Abah Leman tertawa pelan. "Itu kalau kita melihat dari sisi luarnya saja, sekilas seperti enak. Tapi sebenarnya, tugas mereka penuh resiko dan penuh tanggung jawab. Orang-orang yang takut sama wartawan biasanya mereka yang punya salah. Kalau tidak salah, ngapain juga harus takut," ujarnya.

"Beresiko bagaimana, Bah?"

"Ya banyak. Pertama waktu, sistem kerja wartawan berbeda dengan sistem kerja karyawan kantoran atau pabrik. Umumnya mereka tidak terikat waktu kerja. Pergi siang, pulang malam bahkan bisa sampai dinihari. Di sini wartawan sudah meninggalkan keluarganya. Meninggalkan istri, anak, atau orang tua. Ini baru resiko pertama..."

"Apalagi, Bah?"

"Resiko berikutnya adalah wartawan suka mendapat ancaman, intimidasi, pemukulan, bahkan pembunuhan. Resiko ini datang dari pihak yang tidak suka dengan pemberitaan yang sedang diliput. Kejadiannya sudah banyak. Biasanya, resiko tersebut muncul saat wartawan tengah menggali informasi penting dari masalah-masalah yang melibatkan orang penting atau kepentingan banyak. Pahamkan?"

"Kasihan juga, ya?" kata Ahmad Jalu pelan sambil menganggukkan kepala.

"Resiko yang terberat adalah wartawan harus bisa mempertanggungjawabkan kebenaran berita yang ia buat kepada masyarakat dan kepada Allah di akherat nanti.
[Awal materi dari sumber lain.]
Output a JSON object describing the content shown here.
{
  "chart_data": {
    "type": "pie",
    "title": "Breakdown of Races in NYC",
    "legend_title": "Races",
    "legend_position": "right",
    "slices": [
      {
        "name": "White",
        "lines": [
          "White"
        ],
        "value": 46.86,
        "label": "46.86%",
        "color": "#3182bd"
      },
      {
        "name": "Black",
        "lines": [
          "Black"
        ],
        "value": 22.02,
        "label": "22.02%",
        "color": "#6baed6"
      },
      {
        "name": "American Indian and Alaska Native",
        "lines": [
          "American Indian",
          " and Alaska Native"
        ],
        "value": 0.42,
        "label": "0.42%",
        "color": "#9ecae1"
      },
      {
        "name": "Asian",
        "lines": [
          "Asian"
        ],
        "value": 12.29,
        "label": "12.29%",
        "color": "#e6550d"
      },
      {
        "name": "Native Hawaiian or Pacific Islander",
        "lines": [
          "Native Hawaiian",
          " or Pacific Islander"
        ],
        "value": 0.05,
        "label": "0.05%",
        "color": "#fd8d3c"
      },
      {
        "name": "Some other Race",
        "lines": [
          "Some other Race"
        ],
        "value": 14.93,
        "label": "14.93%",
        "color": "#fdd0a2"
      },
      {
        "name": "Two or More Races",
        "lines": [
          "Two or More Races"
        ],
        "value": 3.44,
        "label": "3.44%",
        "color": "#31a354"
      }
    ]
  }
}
Berita yang ia tulis kan harus objektif, harus berpijak pada fakta dan data bukan opini. Tidak ditambah atau tidak dikurangi. Apalagi dimanipulasi.

"Karena kalau sampai ini terjadi, lama-kelamaan masyarakat tahu akan kredibilitas wartawan tersebut dan pada akhirnya media massa dimana tempatnya bekerja. Biasanya, wartawan yang mengangkat berita kacangan dan asal-asalan apalagi hanya sebatas fitnah, media tempat wartawan bekerja tersebut akan cepat tutup karena ditinggalkan oleh masyarakat yang semakin cerdas."

Ahmad Jalu hanya terdiam. Ia mencoba meresapi penjelasan yang disampaikan oleh Abah Leman. "Berarti, memang tidak gampang jadi wartawan, ya?"

"Iya, profesi wartawan tidak sekedar menuliskan berita setelah itu selesai. Saat menuliskan berita, wartawan harus juga mempertimbangkan perlu atau tidaknya berita tersebut ditulis, masuk akal atau tidak, bermanfaat atau tidak bagi masyarakat, dan masih banyak lagi."

"Tapi, Bah. Bukannya ada juga oknum wartawan nakal?"

"Di profesi apapun, orang nakal atau jahat selalu ada. Di dunia pers pun demikian. Ada segelintir wartawan nakal yang bekerja hanya untuk mengenyangkan perut sendiri. Prilaku mereka cukup meresahkan. Biasanya mereka akan mencari sumber berita yang bisa diduitkan. Mereka akan mendatangi tersangka koruptor, pejabat yang suka selingkuh, kepala proyek. Mereka datang lalu seolah-olah mencari informasi, padahal ujung-ujungnya minta uang."
 
"Kasihan dong, wartawan yang bekerja dengan baik?"

"Begitu memang, kadang karena ulah segelintir oknum, efeknya bisa menyeluruh. Dianggapnya semua orang yang bekerja di profesi tersebut, sama nakalnya," Abah Leman mengusap-usap rambut di kepalanya yang mulai beruban.

"Tapi untungnya," sambungnya, "Sebagai pekerja profesi, kalangan wartawan punya organisasi resmi. Selain untuk menunjukan kekuatan wartawan, juga untuk menekan berkeliarannya oknum wartawan nakal. Lagi pula, dengan masyarakat yang semakin banyak tahu, mereka juga akan mengenal perilaku wartawan nakal. Dan yang terpenting, kalau kita tidak punya salah, buat apa takut pada wartawan?"

"Kalau nanti ada wartawan nakal mendatangi Abah bagaimana?"

"Biarin saja. Apa yang Abah takutkan? Toh Abah bukan selebritis ini. Hehehe.." jawab Abah Leman. Selamat Hari Pers Nasional! (***) Penulis pernah bekerja di sejumlah media nasional di Jakarta, dan kini bekerja sebagai tenaga pendidik di International Islamic High School, Jakarta.